Я замолчал, внезапно устыдившись собственного красноречия. Не в моих привычках заливаться соловьем. Вот что делает с мужчиной общество красивой женщины…
Тетя Фло к ужину так и не спустилась, хотя я слышал, как она ходит по комнате над нами. Ну и ладно… Я не люблю компаний, лучше потолковать с кем-нибудь наедине. Да и вообще я не слишком разговорчив, поэтому не имею успеха у женщин. Я давно заметил, что женщины любят тех, у кого язык хорошо подвешен, с такими они сходятся даже охотнее, чем с богатыми.

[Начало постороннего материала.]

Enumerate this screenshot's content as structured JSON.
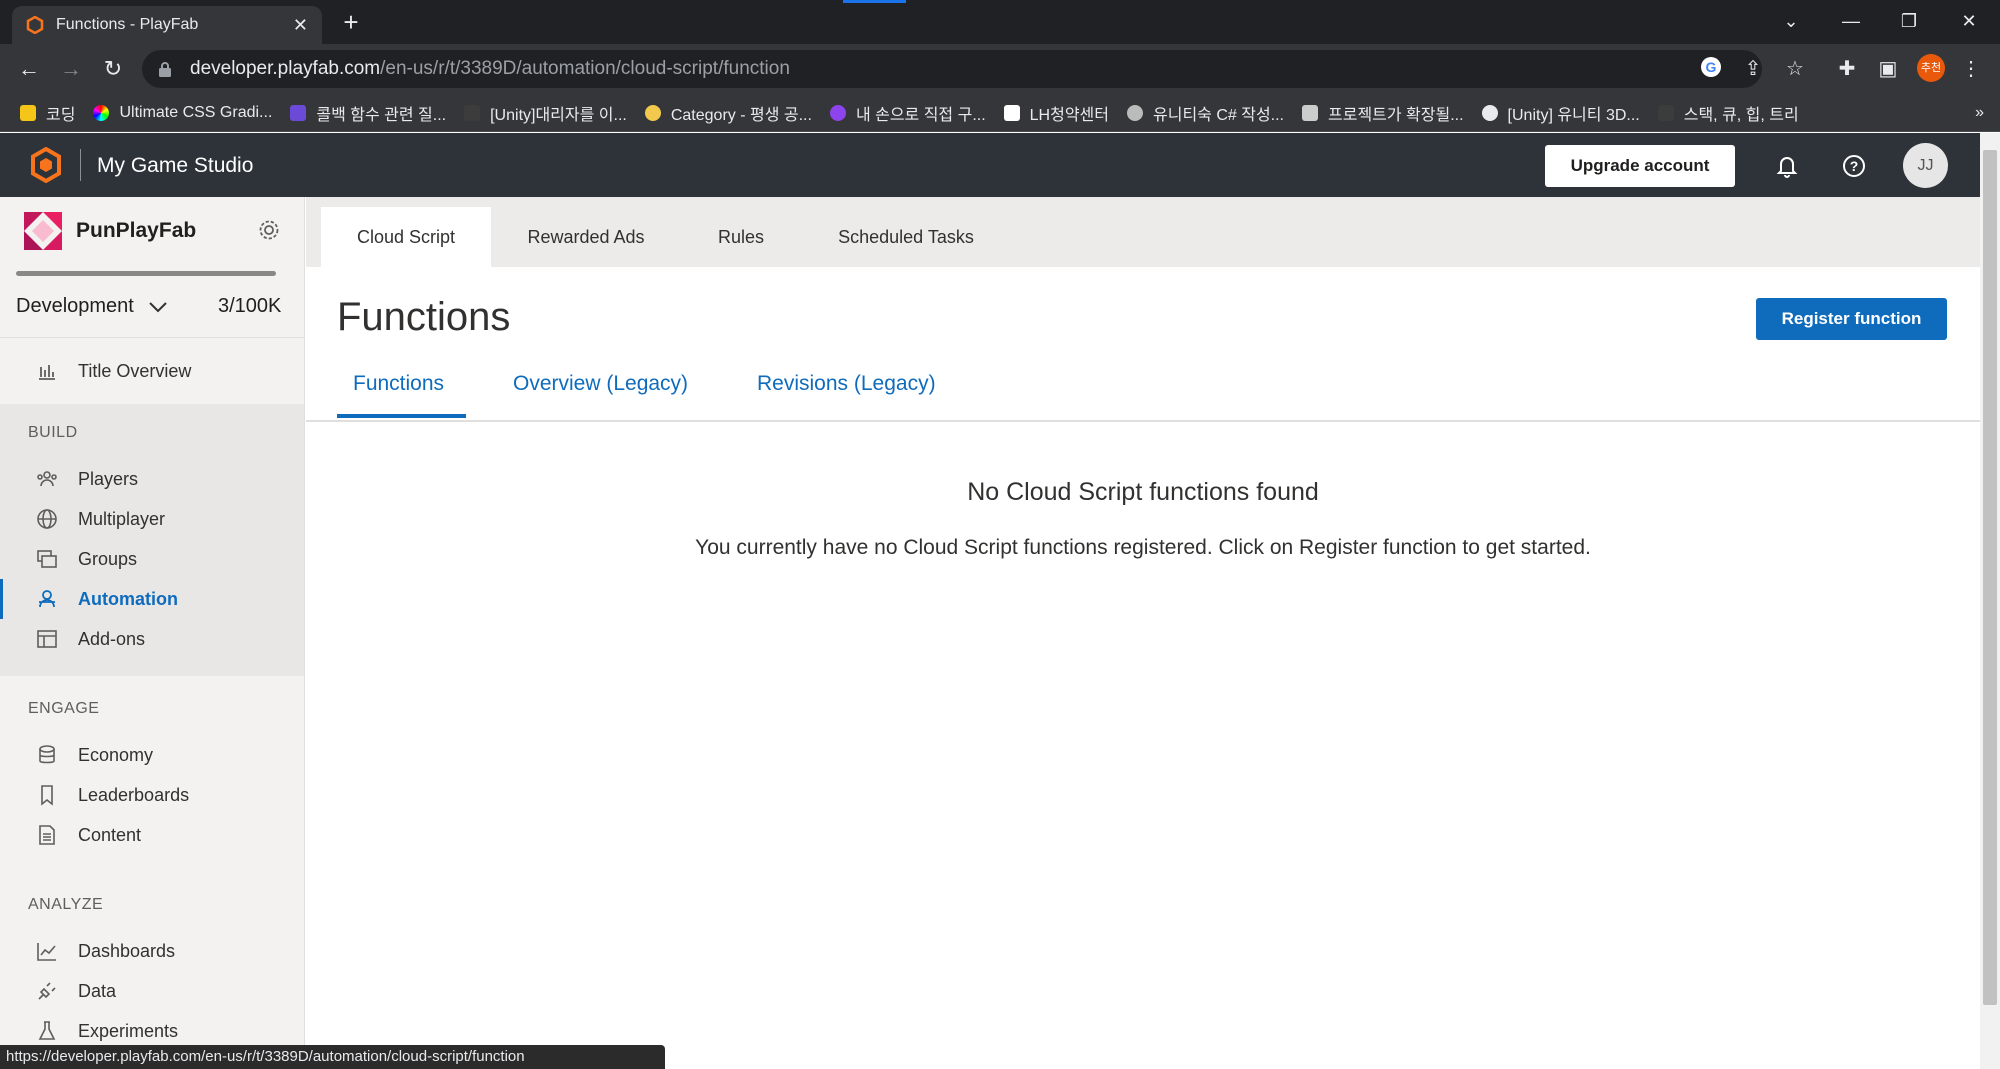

— Если вам так понравилось на Западе, Каллен, почему же вы вернулись?
Я и сам себя об этом спрашивал, однако ответа не нашел.

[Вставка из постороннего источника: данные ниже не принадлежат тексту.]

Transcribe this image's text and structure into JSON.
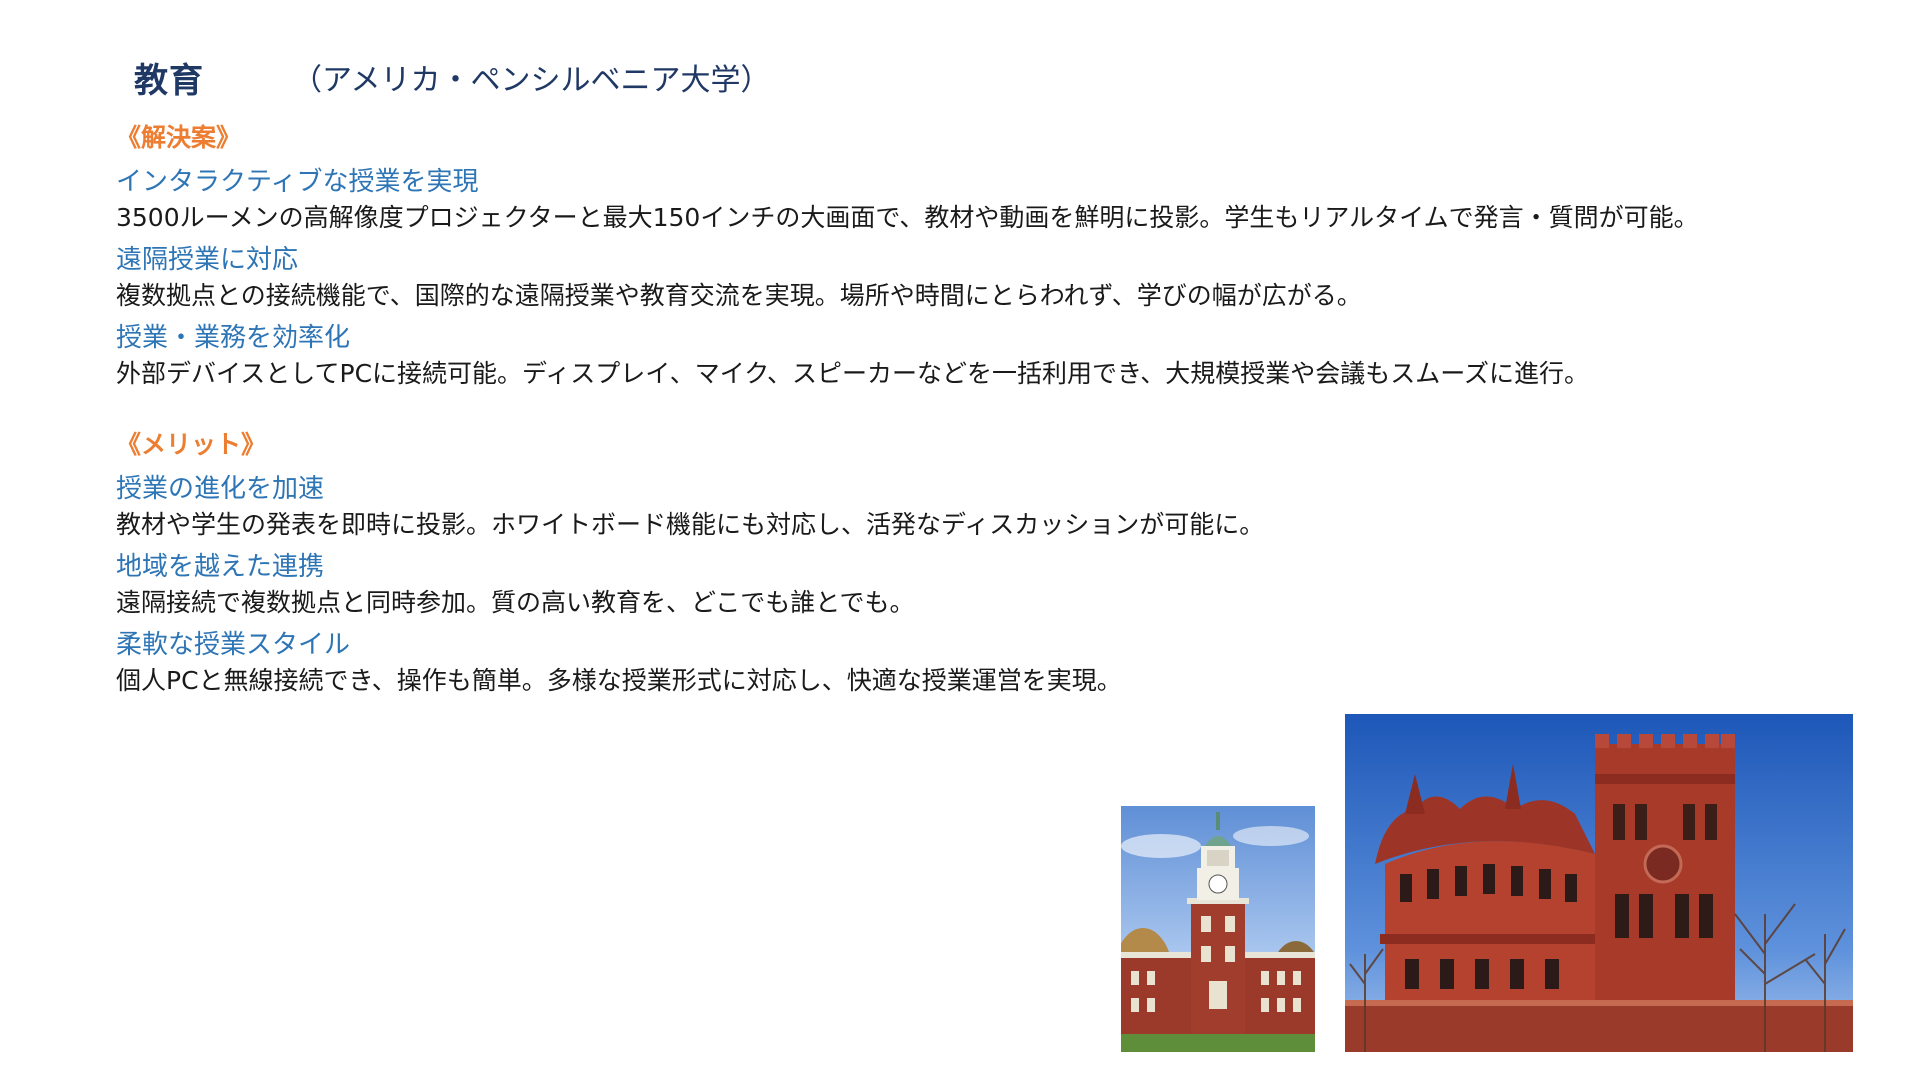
{
  "header": {
    "title": "教育",
    "subtitle": "（アメリカ・ペンシルベニア大学）"
  },
  "solution": {
    "heading": "《解決案》",
    "items": [
      {
        "title": "インタラクティブな授業を実現",
        "body": "3500ルーメンの高解像度プロジェクターと最大150インチの大画面で、教材や動画を鮮明に投影。学生もリアルタイムで発言・質問が可能。"
      },
      {
        "title": "遠隔授業に対応",
        "body": "複数拠点との接続機能で、国際的な遠隔授業や教育交流を実現。場所や時間にとらわれず、学びの幅が広がる。"
      },
      {
        "title": "授業・業務を効率化",
        "body": "外部デバイスとしてPCに接続可能。ディスプレイ、マイク、スピーカーなどを一括利用でき、大規模授業や会議もスムーズに進行。"
      }
    ]
  },
  "merit": {
    "heading": "《メリット》",
    "items": [
      {
        "title": "授業の進化を加速",
        "body": "教材や学生の発表を即時に投影。ホワイトボード機能にも対応し、活発なディスカッションが可能に。"
      },
      {
        "title": "地域を越えた連携",
        "body": "遠隔接続で複数拠点と同時参加。質の高い教育を、どこでも誰とでも。"
      },
      {
        "title": "柔軟な授業スタイル",
        "body": "個人PCと無線接続でき、操作も簡単。多様な授業形式に対応し、快適な授業運営を実現。"
      }
    ]
  },
  "colors": {
    "title": "#1f3864",
    "heading": "#ed7d31",
    "item_title": "#2e75b6",
    "body": "#1a1a1a"
  },
  "images": [
    {
      "name": "clock-tower-building-photo"
    },
    {
      "name": "red-brick-university-hall-photo"
    }
  ]
}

— Здесь мой дом, — ответил я, пытаясь заодно убедить и самого себя. — Здесь похоронены мои родители — в глубине сада, где любила гулять мама. Эта земля принадлежит мне, прекрасная земля… Отец работал на ней от зари до зари, выращивая урожай. Не знаю, может, я вернулся потому, что вспоминал о нем, а может, потому, что здесь мне все знакомо. Ведь на Западе я чужак. Знаете, в душе я вовсе не бродяга, а скорее домосед.
— Не верю. — Кейти встала из-за стола, чтобы вымыть Посуду. — И не называйте меня миссис Торн. Мы ведь старые Друзья, Каллен. Зовите меня Кейти.
Поднявшись со стула, я почувствовал, что слишком велик Для этой маленькой кухоньки. Я помог убрать со стола и взял шляпу, собираясь уходить.
— Приходите еще, Каллен, если захотите. Поговорим, отведаете моей стряпни…
У двери я остановился.
— Кейти… мэм, погасите, пожалуйста, свет, когда я буду выходить. Кое-кто из здешних может выстрелить, пользуясь удобным случаем.
Выйдя за дверь, я сразу же нырнул в ночную тьму. Осторожность никогда не помешает, а здесь — тем более.
У ночи свои законы, и если хочешь чувствовать себя в безопасности, надо слиться с ней, привыкнуть к ее звукам. Несколько минут я стоял у стены дома, напряженно прислушиваясь, вспоминая расположение широких лужаек, находившихся слева от меня. Справа же простирались болота, с каждым годом подбиравшиеся все ближе к городу.